Just so you are aware. When I moved this on production site , it barely worked (creating/editing features block) I always got browser warning the javascript on the page taking too long do you want to stop the script. I had to stop the script to proceed further.
So this is a great module for smaller sites. But for very large sites(greater than 40 K users or 30k+ nodes) even the admin UI has significant performance issue.

The performance for a visitor also has significant issue. NO surprise here that is why this issue is created. Site slowed down significantly and I had to disable the module in production.

For those lurking here. I will still recommend this to smaller sites.

Kristen Pol’s picture

Thanks for the data! Yes, I'm not surprised. I would like to deal with the performance issues as my next task. But, I'm going to be writing a book for the next couple+ months so...

Now that that there is a new 2.x branch for dealing with performance, perhaps someone wants to take a stab at modifying that code with xsanz patch. The module has changed since the patch so it may not be entirely obvious. If someone is interested in doing this, I can add the person as a co-maintainer assuming that any work is only done in the 2.x branches.

If anyone is interested, please let me know.

Thanks,
Kristen

Kristen Pol’s picture

I'm still finishing up my Drupal 7 Multilingual Sites book:

http://www.packtpub.com/drupal-7-multilingual-sites/book

which took twice as long as expected (which should have been expected!).

Then DrupalCon Denver this week... I'm annoyed at how long it's taking me to deal with this issue but I don't have a cloning machine :(

Kristen

xsanz’s picture

Category: task » support
Status: Postponed » Active

Hi Kristen!

I've been while away from a computer, now I'm back.

I've seen you've been dealing again with cache/performance issues.

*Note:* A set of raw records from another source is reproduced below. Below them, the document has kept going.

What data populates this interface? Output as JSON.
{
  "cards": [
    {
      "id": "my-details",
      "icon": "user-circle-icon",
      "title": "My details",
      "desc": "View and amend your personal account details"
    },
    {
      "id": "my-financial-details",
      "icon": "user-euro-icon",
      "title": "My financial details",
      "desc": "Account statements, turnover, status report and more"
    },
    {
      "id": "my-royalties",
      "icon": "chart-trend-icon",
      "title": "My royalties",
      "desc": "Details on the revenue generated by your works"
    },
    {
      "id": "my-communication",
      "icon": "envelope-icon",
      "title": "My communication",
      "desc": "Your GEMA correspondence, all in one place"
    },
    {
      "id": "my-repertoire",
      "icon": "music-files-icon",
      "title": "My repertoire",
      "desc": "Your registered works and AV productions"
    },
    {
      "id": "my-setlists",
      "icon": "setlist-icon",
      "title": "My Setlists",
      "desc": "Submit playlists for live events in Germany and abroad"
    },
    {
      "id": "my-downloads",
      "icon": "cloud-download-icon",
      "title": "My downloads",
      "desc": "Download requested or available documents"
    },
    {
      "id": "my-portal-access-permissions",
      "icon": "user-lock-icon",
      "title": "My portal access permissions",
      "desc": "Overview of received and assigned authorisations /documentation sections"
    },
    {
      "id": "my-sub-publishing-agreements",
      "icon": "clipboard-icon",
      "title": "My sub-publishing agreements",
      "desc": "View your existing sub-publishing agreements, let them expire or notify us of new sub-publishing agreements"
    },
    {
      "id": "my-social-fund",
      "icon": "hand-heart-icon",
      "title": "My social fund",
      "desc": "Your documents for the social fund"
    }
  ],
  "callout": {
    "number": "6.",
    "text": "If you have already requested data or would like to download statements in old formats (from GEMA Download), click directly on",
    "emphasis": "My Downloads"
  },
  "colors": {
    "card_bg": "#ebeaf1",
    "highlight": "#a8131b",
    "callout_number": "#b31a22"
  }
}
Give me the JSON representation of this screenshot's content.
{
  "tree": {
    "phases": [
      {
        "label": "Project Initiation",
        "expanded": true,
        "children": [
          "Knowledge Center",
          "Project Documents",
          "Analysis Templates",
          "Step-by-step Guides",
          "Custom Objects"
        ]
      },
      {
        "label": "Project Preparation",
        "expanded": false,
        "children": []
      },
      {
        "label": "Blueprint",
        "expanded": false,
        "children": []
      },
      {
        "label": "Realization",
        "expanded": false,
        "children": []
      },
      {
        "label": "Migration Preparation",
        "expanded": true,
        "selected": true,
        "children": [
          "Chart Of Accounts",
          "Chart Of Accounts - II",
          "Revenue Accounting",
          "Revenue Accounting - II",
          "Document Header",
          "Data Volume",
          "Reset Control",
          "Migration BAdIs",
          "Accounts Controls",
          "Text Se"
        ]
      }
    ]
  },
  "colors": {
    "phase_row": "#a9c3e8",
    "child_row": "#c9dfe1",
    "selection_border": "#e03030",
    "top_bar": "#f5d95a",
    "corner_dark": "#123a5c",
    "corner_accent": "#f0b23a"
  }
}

Your module is one that I know a bit so I think I might be helpful, please drop me a line.

Regards!!

Xavier

Kristen Pol’s picture

Status: Active » Postponed

I won't be able to work on this though I guess that's pretty obvious since it hasn't happened yet :/

If someone wants to work on the 2.x branch to work on caching, I can add them as a co-maintainer. There aren't a lot of changes happening on the 1.x branch but it would be safer to do it in the 2.x branch. It would provide a safe place to work.

Kristen Pol’s picture

Assigned: Kristen Pol » Unassigned
Issue summary: View changes
Kristen Pol’s picture

Version: 6.x-1.x-dev » 7.x-2.x-dev

Doesn't make sense to rework 6.x code so switching this to 7.x.